Dinner is over and the party needs to get started. It is the time to disco.
Sakina is with me and thank god for her. We are used to each other’s styles and eccentricities having been sisters all our lives and more recently, two of the three co-hosts at a 2 hour weekly show on Dhoom.FM. I am the calm one and she is the one who snarls at people. Again, somehow there I am, snarling at someone. There were, I think, three little kids and two young men involved who were touching my CD’s and asking me what kind of crap I was playing.
This is why DJ’s have booths. To get away from all the requests and the general ill will of people who want to hear bhangra since they are a half Punjabi wedding. They are at a half Punjabi wedding where I was specifically told by the groom’s family that yes we are Punjabi and yes we hate bhangra so stay away from it and stick to film-y music.

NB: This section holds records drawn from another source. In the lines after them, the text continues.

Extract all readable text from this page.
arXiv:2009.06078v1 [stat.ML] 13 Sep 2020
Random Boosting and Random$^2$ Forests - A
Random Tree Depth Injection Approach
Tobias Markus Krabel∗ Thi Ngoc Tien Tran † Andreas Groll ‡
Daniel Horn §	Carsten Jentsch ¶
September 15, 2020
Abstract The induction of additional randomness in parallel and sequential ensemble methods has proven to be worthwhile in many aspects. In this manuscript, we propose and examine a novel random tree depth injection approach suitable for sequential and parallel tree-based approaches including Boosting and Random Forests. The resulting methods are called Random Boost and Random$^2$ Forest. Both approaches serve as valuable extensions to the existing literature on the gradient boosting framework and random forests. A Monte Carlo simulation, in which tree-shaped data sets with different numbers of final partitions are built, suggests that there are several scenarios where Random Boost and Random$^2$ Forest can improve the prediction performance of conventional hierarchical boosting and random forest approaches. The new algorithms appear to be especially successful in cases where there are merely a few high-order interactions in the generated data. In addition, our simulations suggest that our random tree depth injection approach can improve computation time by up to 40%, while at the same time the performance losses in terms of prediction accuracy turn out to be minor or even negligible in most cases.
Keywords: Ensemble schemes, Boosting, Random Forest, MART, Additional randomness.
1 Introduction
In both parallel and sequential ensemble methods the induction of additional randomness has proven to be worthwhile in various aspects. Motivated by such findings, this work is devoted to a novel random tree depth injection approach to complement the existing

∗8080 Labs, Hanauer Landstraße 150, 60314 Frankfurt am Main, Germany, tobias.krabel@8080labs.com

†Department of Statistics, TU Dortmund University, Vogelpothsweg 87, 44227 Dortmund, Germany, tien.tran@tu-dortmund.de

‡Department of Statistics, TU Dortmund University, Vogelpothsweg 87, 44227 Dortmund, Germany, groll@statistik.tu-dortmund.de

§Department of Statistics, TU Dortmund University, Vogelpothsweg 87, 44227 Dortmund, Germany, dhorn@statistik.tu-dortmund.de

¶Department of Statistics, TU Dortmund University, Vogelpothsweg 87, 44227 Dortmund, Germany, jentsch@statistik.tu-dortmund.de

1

‘Don’t you have any bhangra’ and when I say no, he rolls his eyes at me and huffs. Him: Straw. Me: Camel’s back. I turn to Sakina and clip the words,
Get Him Out Of My Face Before I Shove These Headphones into His Ears And His Face Into The CD Mixer And Yell: Play What You Want Motherfucker. You Think This Is Easy? Bajaow Music! BAJAOW!
God bless her, she does.
I am told this is how desi DJ’s start. A rites of passage of sorts. Just make sure it is a passage and not the end of the hall. You play at a desi wedding. You watch the drunk uncles swing around the aunties and come and ask you for the 7th time that evening to play It’s the time to disco. Uncle, I just played it, I can’t.
You deal with him in his drunken state, taking out a $20 bill and handing it to you and saying, play the song. It makes me want to be dressed in a bright pink peshwas, covered in gold, adaab-ing him smiling through my eyelashes.
He returns to the dance floor and even though I’m not going to play It’s the time to disco, the question remains: Do I take that 20 bucks or not? Is there anyway, in the spirit of how it was given to me, that I can quickly pick it up without anyone noticing and stick it in my sari blouse? Or is that really cheapening myself? What are my limits to self cheapment?
$19 is the carefully calculated figure I come up with and the $20 till they aren’t soaked in my sweat, itch a little inside my blouse. I need the money and he obviously doesn’t. The sari was a good idea after all.
The dancing crowd has thinned out to those who are enjoying my mix. It really is the other way around. My mix is accommodating those people that I like on the dance floor. Runners talk about a high and with DJ-ing there is absolutely one. Everything is in sync and you absolutely control the fervor of the dancing, the movements and moods of everyone out there.
It is a feeling of power and control that is difficult to describe since it seems so small but these people have given over control to you. Control over how they are going to feel at that particular moment. You have to anticipate where you want to take them and how. How long and how far and there is a trust that exists between the DJ and the dancer where there are times that I can play a new or eclectic piece that they may never have heard of and it is always a risk. Either I will break the rhythm and people will leave or, and this is an amazing moment, they will let me take them wherever and however I please. It is for moments like these that I love to DJ.
A DJ friend of the groom takes over as it gets closer to 11:30 (the cinderella moment at desi American weddings since the hotel halls they rent are adamant about when the wedding is over) and I’m done. It doesn’t stop uncles, aunties and bachas from coming up to me and asking for It’s the time to disco.
“Disco disco disco khisko disco” I chirp to the little kids and they run away.
I get onto the dance floor. I’ve been a dancer more than a DJ. I used to be a tough dance floor nut to crack. Once you’ve been on the other side though, it’s a different story.
I hitch up my sari just a wee bit. It’s my turn to let go.